How I Got Here—A Personal Journey

      Epiphany is a word I never use. (I once argued this vehemently with an editor who attempted to insert it into one of my articles.) Yet, that word best describes what I experienced at the Conference on Consciousness in April of 2000. Surrounded by hundreds of people piecing together aspects on consciousness, aware of the dozens seeking to create synthetic minds, I had a clear vision of the future federation of those efforts combined with the mechanism of the meme. On 4/10/00, I made the following note: The Ultimate Personal Meme, a paper on Digital Immortality for next conference in 2002. And here I am.

      Of course, sudden insights rarely arise without a background of long contemplation and deep foundations. Although my first college major was in architecture and my second in experimental psychology, I ended up in computing. Within a few years, hindsight revealed the connection: I wanted to create practical things for people to use. For me this was an obvious trinity. Designing and making things for people required an understanding of not only people's needs but also their perceptions and assumptions.

      After college, I continued to learn (and study) in many fields, some quite distant from my principal interests. In some cases, these digressions became additional principle interests. An attraction to semantics led to General Semantics, then to Alfred Korzbyski's Science and Sanity, which in turn led to dozens of detours into philosophy and science. His ladders of abstraction echoed the generalizations of Eric Hoffer, which took me deeper into studies of society. More relevant to the task at hand, Korzbyski's concept of time-binding is clearly a precursor of memes.

      Working at NYU's Graduate School of Business Administration, I encountered Peter Drucker (whose office was just down the corridor). Interest in topics like Management and Marketing was the obvious result. Other subjects like game theory and linear programming, while less obvious, followed. Then Drucker's Age of Discontinuity broadened my curiosity as to how society was changing.

      Serendipity is another word that resides more in my reading vocabulary than in my thinking and writing. Exploring bibliographies had led me to Bateson's Steps to an Ecology of Mind, and that book prepared me for Calvin's The River that Flowed Uphill, accidentally encountered during one of my desultory library meanderings.
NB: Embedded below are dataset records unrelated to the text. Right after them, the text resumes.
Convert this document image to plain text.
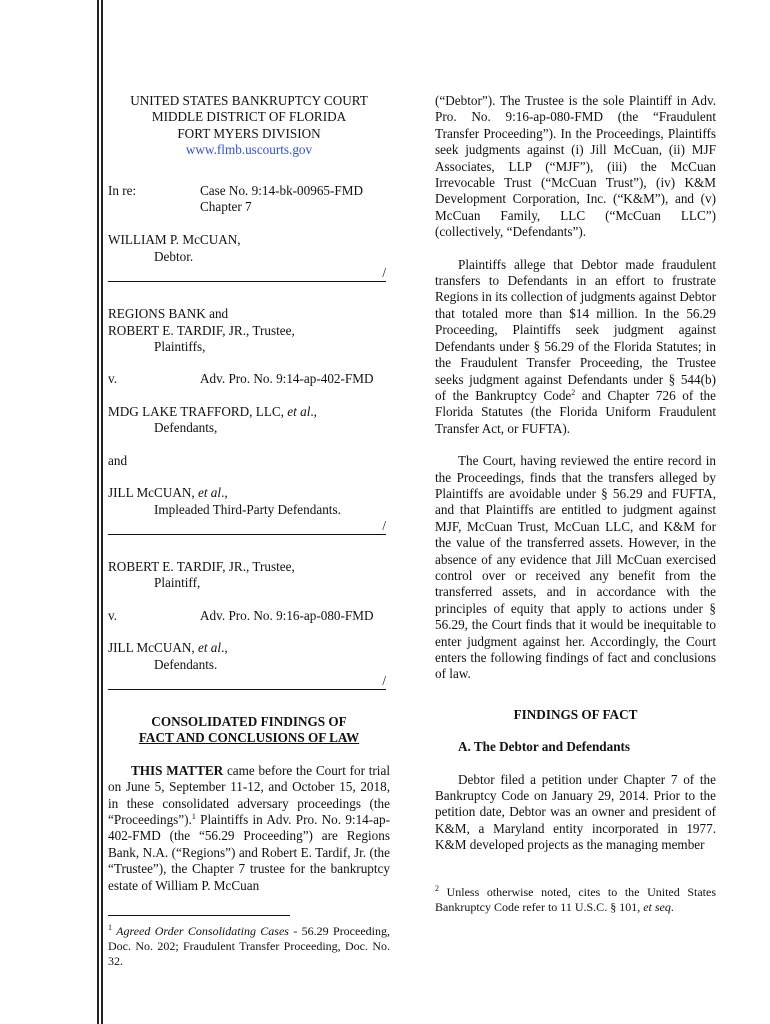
UNITED STATES BANKRUPTCY COURT
MIDDLE DISTRICT OF FLORIDA
FORT MYERS DIVISION
www.flmb.uscourts.gov
In re:	Case No. 9:14-bk-00965-FMD
Chapter 7
WILLIAM P. McCUAN,
Debtor.
/
REGIONS BANK and
ROBERT E. TARDIF, JR., Trustee,
Plaintiffs,
v.	Adv. Pro. No. 9:14-ap-402-FMD
MDG LAKE TRAFFORD, LLC, et al.,
Defendants,
and
JILL McCUAN, et al.,
Impleaded Third-Party Defendants.
/
ROBERT E. TARDIF, JR., Trustee,
Plaintiff,
v.	Adv. Pro. No. 9:16-ap-080-FMD
JILL McCUAN, et al.,
Defendants.
/
CONSOLIDATED FINDINGS OF
FACT AND CONCLUSIONS OF LAW

THIS MATTER came before the Court for trial on June 5, September 11-12, and October 15, 2018, in these consolidated adversary proceedings (the “Proceedings”).$^1$ Plaintiffs in Adv. Pro. No. 9:14-ap-402-FMD (the “56.29 Proceeding”) are Regions Bank, N.A. (“Regions”) and Robert E. Tardif, Jr. (the “Trustee”), the Chapter 7 trustee for the bankruptcy estate of William P. McCuan

$^1$ Agreed Order Consolidating Cases - 56.29 Proceeding, Doc. No. 202; Fraudulent Transfer Proceeding, Doc. No. 32.

(“Debtor”). The Trustee is the sole Plaintiff in Adv. Pro. No. 9:16-ap-080-FMD (the “Fraudulent Transfer Proceeding”). In the Proceedings, Plaintiffs seek judgments against (i) Jill McCuan, (ii) MJF Associates, LLP (“MJF”), (iii) the McCuan Irrevocable Trust (“McCuan Trust”), (iv) K&M Development Corporation, Inc. (“K&M”), and (v) McCuan Family, LLC (“McCuan LLC”) (collectively, “Defendants”).

Plaintiffs allege that Debtor made fraudulent transfers to Defendants in an effort to frustrate Regions in its collection of judgments against Debtor that totaled more than $14 million. In the 56.29 Proceeding, Plaintiffs seek judgment against Defendants under § 56.29 of the Florida Statutes; in the Fraudulent Transfer Proceeding, the Trustee seeks judgment against Defendants under § 544(b) of the Bankruptcy Code$^2$ and Chapter 726 of the Florida Statutes (the Florida Uniform Fraudulent Transfer Act, or FUFTA).

The Court, having reviewed the entire record in the Proceedings, finds that the transfers alleged by Plaintiffs are avoidable under § 56.29 and FUFTA, and that Plaintiffs are entitled to judgment against MJF, McCuan Trust, McCuan LLC, and K&M for the value of the transferred assets. However, in the absence of any evidence that Jill McCuan exercised control over or received any benefit from the transferred assets, and in accordance with the principles of equity that apply to actions under § 56.29, the Court finds that it would be inequitable to enter judgment against her. Accordingly, the Court enters the following findings of fact and conclusions of law.

FINDINGS OF FACT
A. The Debtor and Defendants

Debtor filed a petition under Chapter 7 of the Bankruptcy Code on January 29, 2014. Prior to the petition date, Debtor was an owner and president of K&M, a Maryland entity incorporated in 1977. K&M developed projects as the managing member

$^2$ Unless otherwise noted, cites to the United States Bankruptcy Code refer to 11 U.S.C. § 101, et seq.
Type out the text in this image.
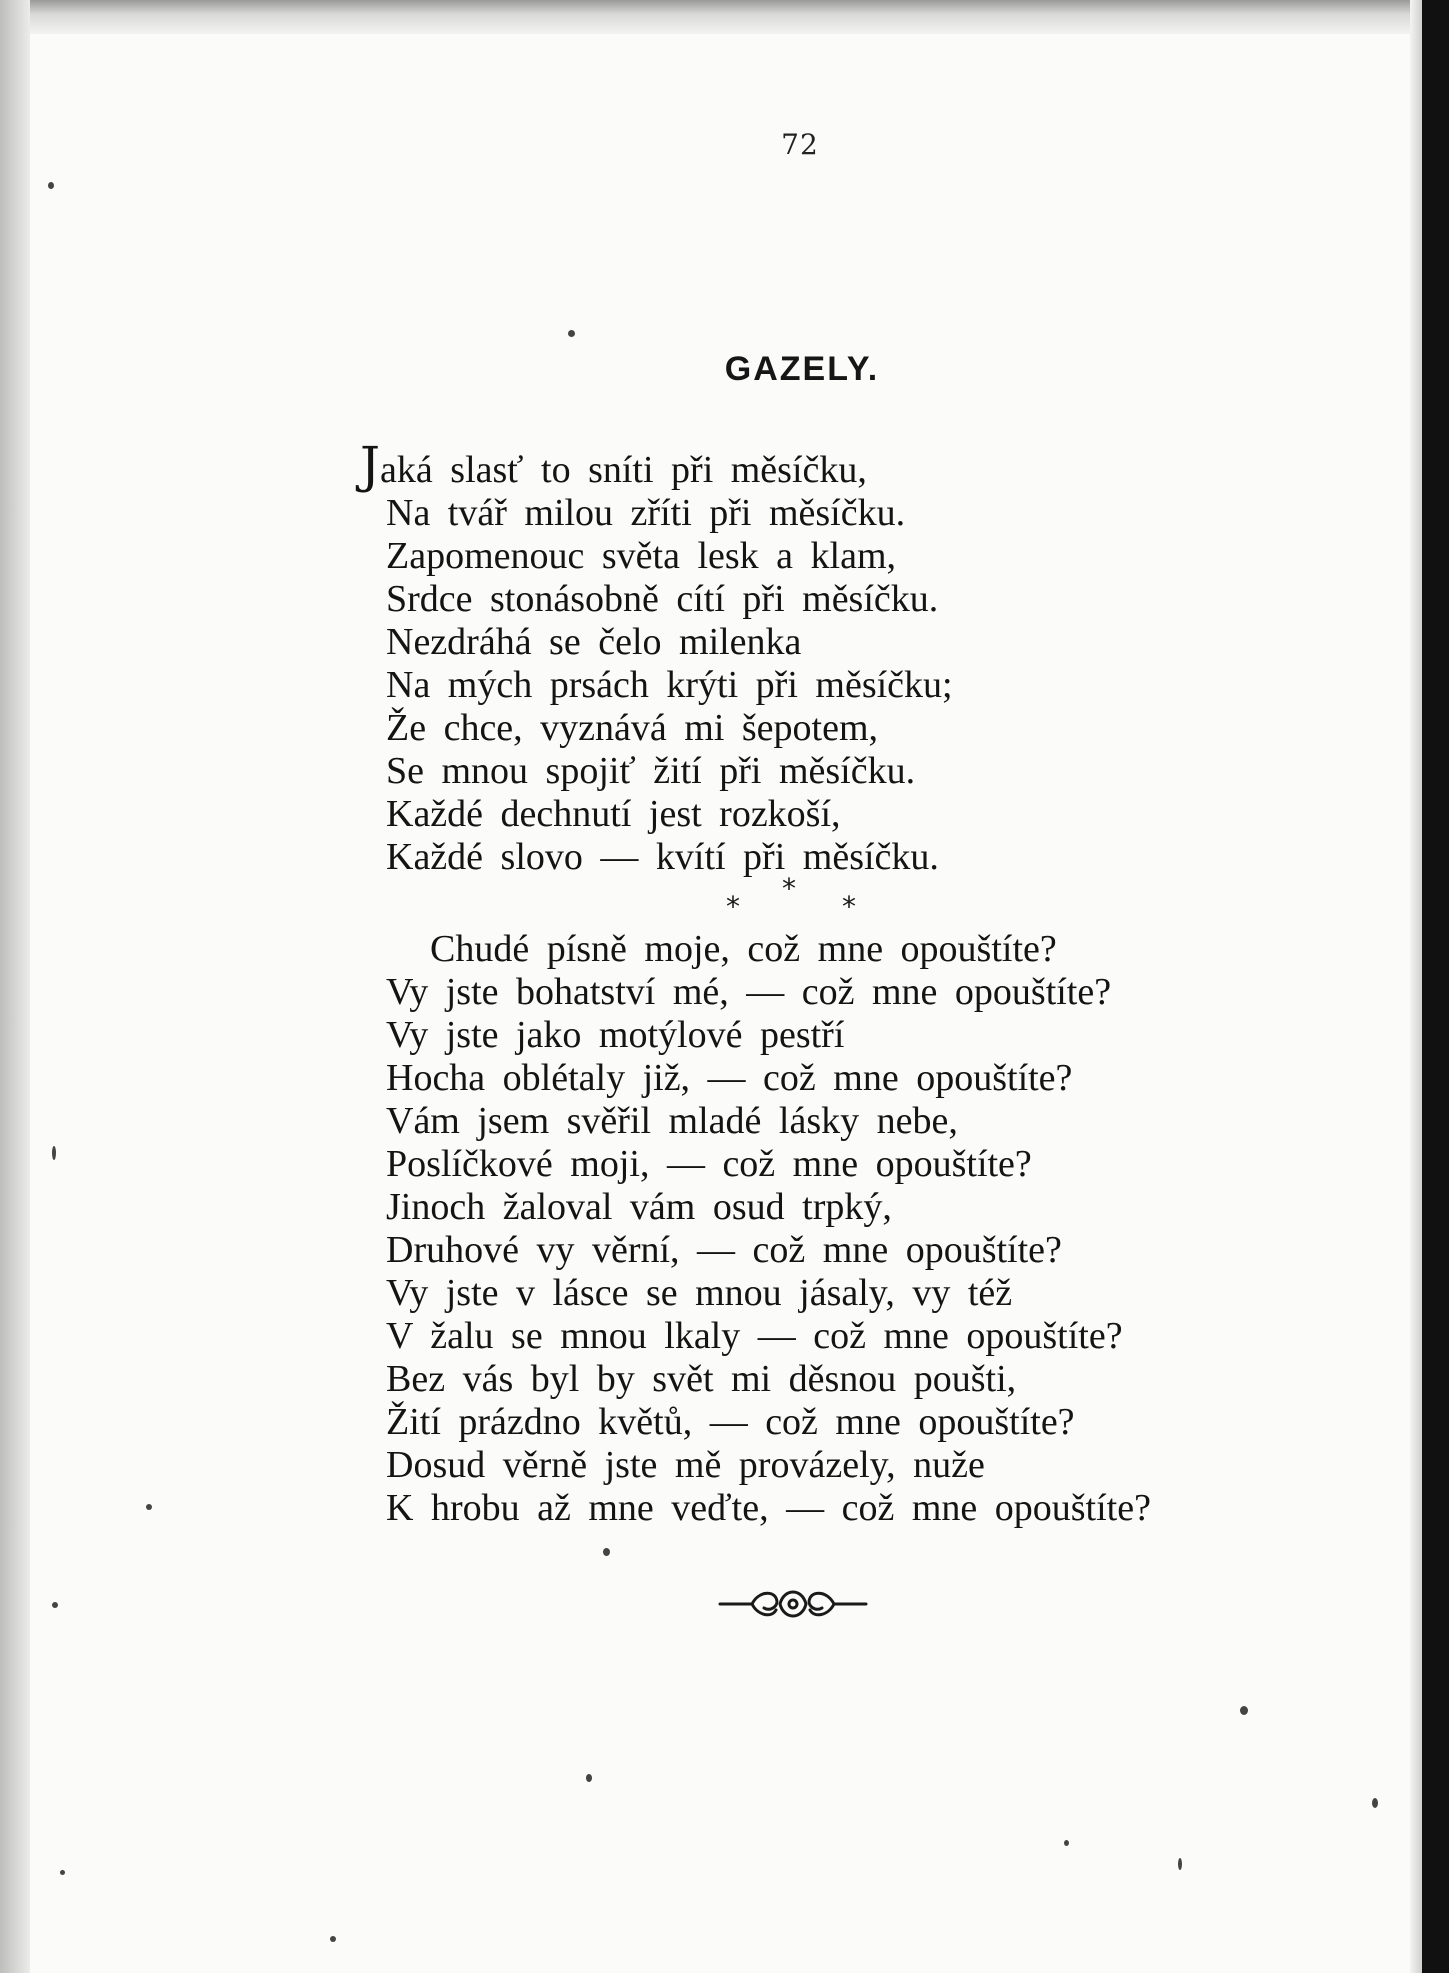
72
GAZELY.
Jaká slasť to sníti při měsíčku,
Na tvář milou zříti při měsíčku.
Zapomenouc světa lesk a klam,
Srdce stonásobně cítí při měsíčku.
Nezdráhá se čelo milenka
Na mých prsách krýti při měsíčku;
Že chce, vyznává mi šepotem,
Se mnou spojiť žití při měsíčku.
Každé dechnutí jest rozkoší,
Každé slovo — kvítí při měsíčku.
*
*	*
Chudé písně moje, což mne opouštíte?
Vy jste bohatství mé, — což mne opouštíte?
Vy jste jako motýlové pestří
Hocha oblétaly již, — což mne opouštíte?
Vám jsem svěřil mladé lásky nebe,
Poslíčkové moji, — což mne opouštíte?
Jinoch žaloval vám osud trpký,
Druhové vy věrní, — což mne opouštíte?
Vy jste v lásce se mnou jásaly, vy též
V žalu se mnou lkaly — což mne opouštíte?
Bez vás byl by svět mi děsnou poušti,
Žití prázdno květů, — což mne opouštíte?
Dosud věrně jste mě provázely, nuže
K hrobu až mne veďte, — což mne opouštíte?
      As I delved deeper and deeper into (what was for me this new field) Cognitive Science, I began to see that my many decades of intellectual peregrinations were coalescing. This new way of looking at mind pulled together my studies of perception from Psychology, of the relation of thought and behavior from Semantics and Sociology, and of automata and artificial intelligence from Computing.
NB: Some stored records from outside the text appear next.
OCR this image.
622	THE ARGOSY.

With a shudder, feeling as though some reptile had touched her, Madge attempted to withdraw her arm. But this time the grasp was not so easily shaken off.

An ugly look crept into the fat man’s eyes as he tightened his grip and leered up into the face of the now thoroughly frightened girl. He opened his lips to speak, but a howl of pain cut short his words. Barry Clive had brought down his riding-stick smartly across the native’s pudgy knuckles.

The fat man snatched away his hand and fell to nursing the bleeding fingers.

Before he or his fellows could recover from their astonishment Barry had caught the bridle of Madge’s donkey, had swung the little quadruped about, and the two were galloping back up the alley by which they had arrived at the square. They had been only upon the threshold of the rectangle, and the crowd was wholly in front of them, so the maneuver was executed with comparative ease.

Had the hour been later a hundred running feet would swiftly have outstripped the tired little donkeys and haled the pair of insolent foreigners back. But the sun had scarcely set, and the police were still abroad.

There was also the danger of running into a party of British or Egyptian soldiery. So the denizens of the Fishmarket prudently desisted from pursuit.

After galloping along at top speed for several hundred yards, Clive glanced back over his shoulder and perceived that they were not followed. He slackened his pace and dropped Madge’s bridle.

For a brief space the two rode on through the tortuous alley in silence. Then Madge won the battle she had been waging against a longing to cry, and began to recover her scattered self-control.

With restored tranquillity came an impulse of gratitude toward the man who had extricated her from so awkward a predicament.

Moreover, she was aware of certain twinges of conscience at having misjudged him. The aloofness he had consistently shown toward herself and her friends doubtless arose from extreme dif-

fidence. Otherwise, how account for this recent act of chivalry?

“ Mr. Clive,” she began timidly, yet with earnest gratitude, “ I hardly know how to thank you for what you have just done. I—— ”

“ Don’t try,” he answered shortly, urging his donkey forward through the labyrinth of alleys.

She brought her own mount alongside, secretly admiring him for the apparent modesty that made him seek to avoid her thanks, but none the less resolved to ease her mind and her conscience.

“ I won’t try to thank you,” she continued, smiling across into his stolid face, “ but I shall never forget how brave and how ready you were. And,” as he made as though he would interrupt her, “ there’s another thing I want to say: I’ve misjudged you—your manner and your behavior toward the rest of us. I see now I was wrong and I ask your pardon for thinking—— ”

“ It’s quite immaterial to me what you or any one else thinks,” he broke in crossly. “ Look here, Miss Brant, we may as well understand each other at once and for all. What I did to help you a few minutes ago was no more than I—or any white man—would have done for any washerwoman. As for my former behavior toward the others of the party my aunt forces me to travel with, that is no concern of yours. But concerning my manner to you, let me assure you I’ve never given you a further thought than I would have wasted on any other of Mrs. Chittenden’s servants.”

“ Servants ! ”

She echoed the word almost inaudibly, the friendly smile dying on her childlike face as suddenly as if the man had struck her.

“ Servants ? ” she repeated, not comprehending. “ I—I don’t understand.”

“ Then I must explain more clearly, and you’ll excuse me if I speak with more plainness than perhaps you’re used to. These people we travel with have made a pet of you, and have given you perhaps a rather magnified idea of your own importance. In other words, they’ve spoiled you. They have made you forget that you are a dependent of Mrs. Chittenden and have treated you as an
      And where was Design in all this? For one thing, creating computer software. From projects as large as a Financial Data Processing Language to tiny DOS utilities, I built my share of effective and easy to use computer tools for people. However, as the power of personal computing increased, I began to think of its greater potential and grander designs, although these were well beyond my ability to implement. One was an Information Valet (see valet.pdf) in 1993. When I began writing as a professional the following year, my first article was on the Information SuperHighway. In it, I mentioned the OTIS website and its goal of (artistic) digital immortality.
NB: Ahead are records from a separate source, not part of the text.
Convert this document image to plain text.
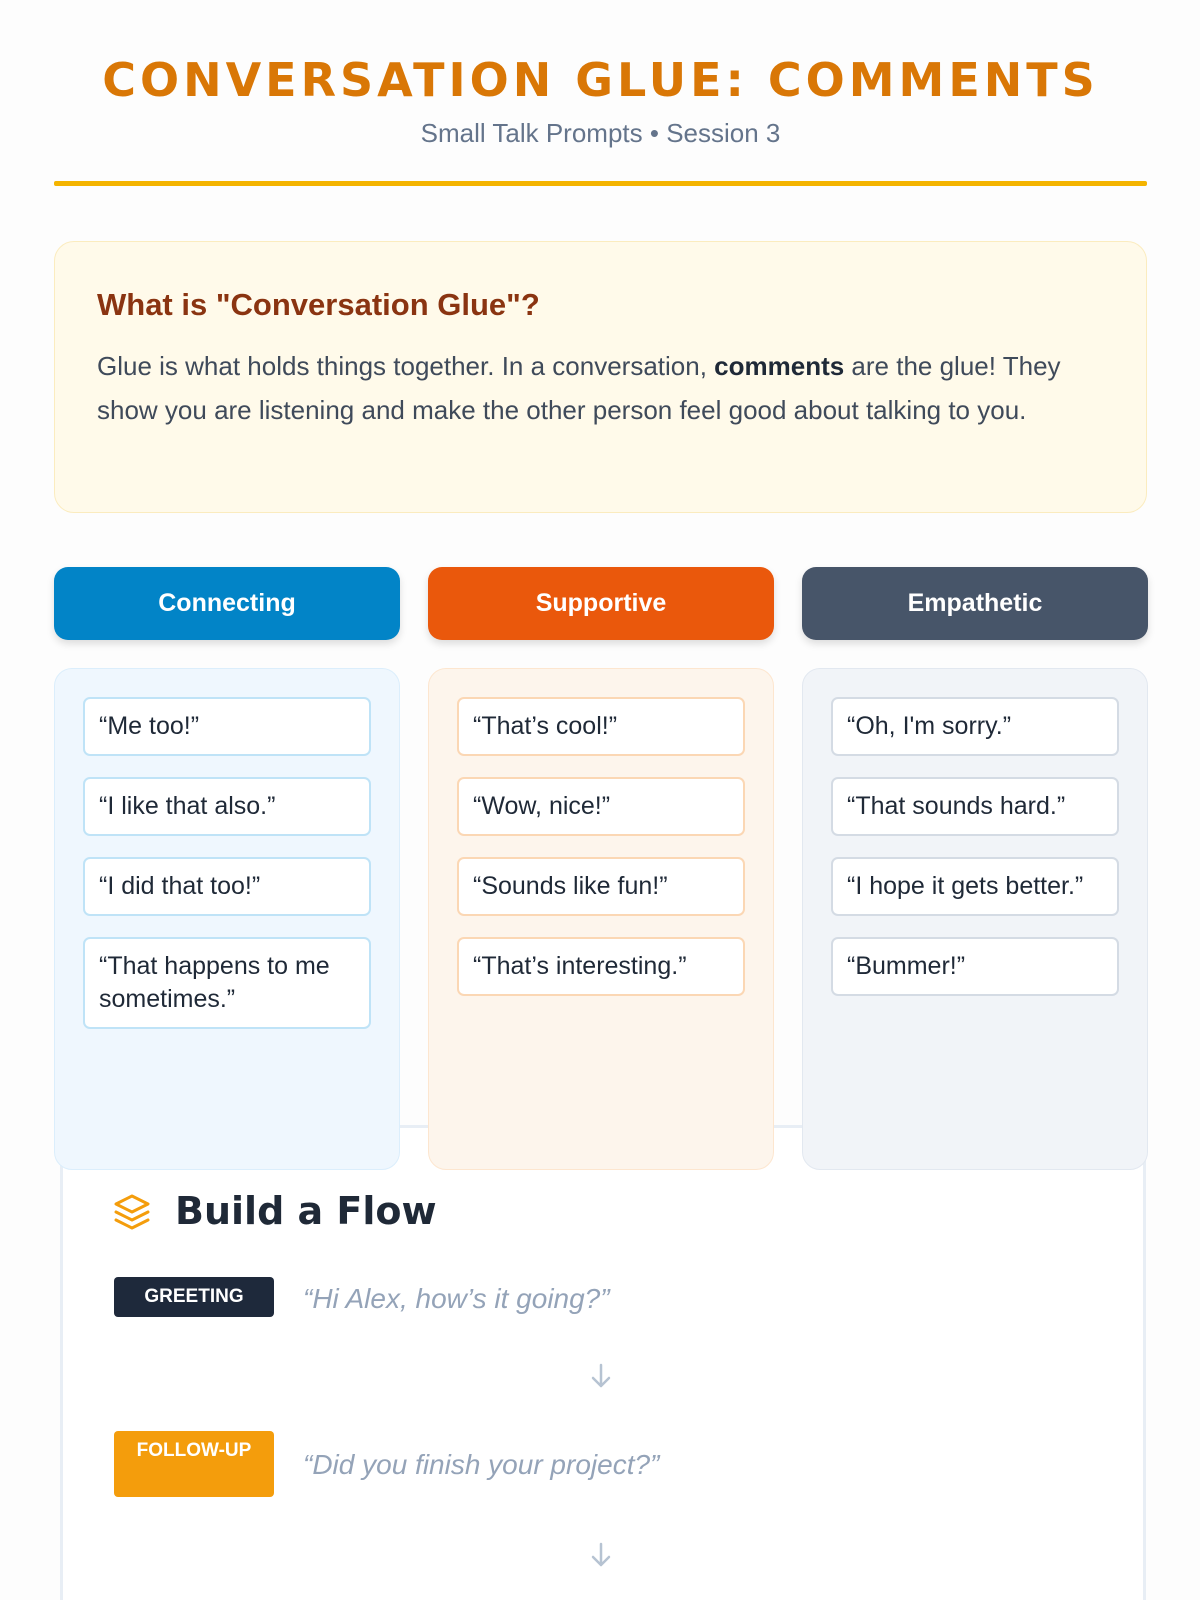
CONVERSATION GLUE: COMMENTS
Small Talk Prompts • Session 3
What is "Conversation Glue"?

Glue is what holds things together. In a conversation, comments are the glue! They show you are listening and make the other person feel good about talking to you.

Connecting	Supportive	Empathetic
“Me too!”
“I like that also.”
“I did that too!”
“That happens to me sometimes.”
“That’s cool!”
“Wow, nice!”
“Sounds like fun!”
“That’s interesting.”
“Oh, I'm sorry.”
“That sounds hard.”
“I hope it gets better.”
“Bummer!”
Build a Flow
GREETING	“Hi Alex, how’s it going?”
FOLLOW-UP	“Did you finish your project?”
      In dozens of columns and articles over the next seven years, I wrote about where personal computer power was heading. In my files are twenty pages of notes begun in 1994 under the heading, Ethics for the Information Age. In 1997, there appear a series of notes exploring the commercial possibilities of digital immortality. After the Conference on Consciousness in 2000, I started to reshape these last two into a Philosophy for a Digital Age. At which point, I opted for more public discussion and awareness—a poster session on Digital Immortality for the conference in 2002.


References

Bateson, Gregory. Steps to an Ecology of Mind, Ballentine Books, 1972.

Calvin, William C. The River that Flowed Uphill, Macmillan, 1986.

Drucker, Peter. Age of Discontinuity, Harper & Row, 1968.

Frank, Lee.

One Perspective on the Information Revolution unpublished paper, 1993.)

Korzbyski, Alfred. Science and Sanity, The International Non-Aristotelian Library Publishing Company, 1950.